Metastatic lesions to the vertebral bodies replace normal marrow fat with tumor tissue that can be detected on MRI scanning. The use of gadolinium (gadopentetate dimeglumine) on TI-weighted images may further enhance tumor tissue, providing additional differentiation of neoplastic structures. The characteristics of marrow replacement also allow MRI to differentiate metastases from infectious processes (2). Bone marrow signal in tumor and infection show diminished intensity on TI-weighted views and increased intensity on T2-weighted sequences. When bone marrow is replaced by tumor, multiple focal defects are often delineated including involvement of the posterior elements, whereas in the case of infection, marrow alterations are typically located adjacent to the vertebral end plates and absent from the posterior bony column.

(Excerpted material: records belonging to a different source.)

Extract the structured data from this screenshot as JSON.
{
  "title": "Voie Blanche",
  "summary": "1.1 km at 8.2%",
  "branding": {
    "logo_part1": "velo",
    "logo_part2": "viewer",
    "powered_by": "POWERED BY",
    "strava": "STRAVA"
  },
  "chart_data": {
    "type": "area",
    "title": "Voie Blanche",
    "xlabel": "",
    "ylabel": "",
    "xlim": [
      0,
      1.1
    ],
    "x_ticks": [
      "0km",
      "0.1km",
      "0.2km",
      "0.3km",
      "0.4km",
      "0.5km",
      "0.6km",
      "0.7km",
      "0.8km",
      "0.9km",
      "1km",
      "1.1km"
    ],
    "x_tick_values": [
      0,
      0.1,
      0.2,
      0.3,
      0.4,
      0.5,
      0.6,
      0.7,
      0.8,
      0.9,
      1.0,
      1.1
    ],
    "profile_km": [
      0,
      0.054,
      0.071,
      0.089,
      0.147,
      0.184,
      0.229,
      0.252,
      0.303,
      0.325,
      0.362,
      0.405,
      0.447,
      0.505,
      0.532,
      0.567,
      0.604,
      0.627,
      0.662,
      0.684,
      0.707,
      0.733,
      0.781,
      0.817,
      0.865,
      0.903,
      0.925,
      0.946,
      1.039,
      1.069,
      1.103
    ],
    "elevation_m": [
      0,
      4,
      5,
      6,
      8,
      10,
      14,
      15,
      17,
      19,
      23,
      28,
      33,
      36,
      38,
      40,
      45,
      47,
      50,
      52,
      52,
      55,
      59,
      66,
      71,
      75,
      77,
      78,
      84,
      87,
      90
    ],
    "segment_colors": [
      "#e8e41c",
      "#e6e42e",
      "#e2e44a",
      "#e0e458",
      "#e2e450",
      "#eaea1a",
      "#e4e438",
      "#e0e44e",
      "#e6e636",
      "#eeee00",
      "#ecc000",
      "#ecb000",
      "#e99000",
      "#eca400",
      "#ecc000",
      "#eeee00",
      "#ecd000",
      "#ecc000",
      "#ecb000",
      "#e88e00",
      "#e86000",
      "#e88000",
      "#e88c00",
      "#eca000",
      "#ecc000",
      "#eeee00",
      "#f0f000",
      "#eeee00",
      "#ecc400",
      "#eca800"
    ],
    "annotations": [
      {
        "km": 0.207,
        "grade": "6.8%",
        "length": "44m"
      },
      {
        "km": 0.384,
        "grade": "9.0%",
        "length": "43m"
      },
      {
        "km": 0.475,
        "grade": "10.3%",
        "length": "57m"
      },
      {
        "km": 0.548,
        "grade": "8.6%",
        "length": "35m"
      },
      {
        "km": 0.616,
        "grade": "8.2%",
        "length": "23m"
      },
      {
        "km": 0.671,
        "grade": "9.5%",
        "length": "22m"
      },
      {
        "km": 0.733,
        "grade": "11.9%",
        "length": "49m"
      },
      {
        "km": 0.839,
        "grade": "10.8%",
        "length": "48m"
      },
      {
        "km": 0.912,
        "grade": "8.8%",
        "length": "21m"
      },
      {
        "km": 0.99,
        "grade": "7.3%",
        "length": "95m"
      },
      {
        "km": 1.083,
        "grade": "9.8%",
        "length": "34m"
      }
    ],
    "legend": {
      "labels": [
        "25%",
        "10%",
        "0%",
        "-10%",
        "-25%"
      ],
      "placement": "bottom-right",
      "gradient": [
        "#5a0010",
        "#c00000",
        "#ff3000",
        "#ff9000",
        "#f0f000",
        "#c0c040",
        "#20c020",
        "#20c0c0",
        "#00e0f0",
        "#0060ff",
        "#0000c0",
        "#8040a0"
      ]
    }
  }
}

Positron emission tomography (PET) is a useful tool in patients with recurrent spinal metastases. PET gives functional information based on tissue uptake of a biologic marker (such as¹⁸F-fluorodeoxyglucose). It can differentiate active, recurrent tumor from nonspecific inflammatory changes or tissue necrosis secondary to prior surgery or radiation (31,32). PET images alone lack the anatomic detail seen with CT and MRI. However, unlike CT and MRI, PET does not create artifact in patients with metallic implants. This artifact can create indistinct tumor margins when planning radiation treatment. Gwak et al. (32) showed that PET co-registered with CT can be especially useful for planning stereotactic radiosurgery in patients with prior spinal surgery, leading to reduced overall tissue volume subject to radiation.

For patients with spinal metastases of unknown primary origin, further evaluation to find the primary tumor site includes a chest radiograph, CT scan of the chest, abdomen, and pelvis, bone scintigraphy, and mammography for women (33).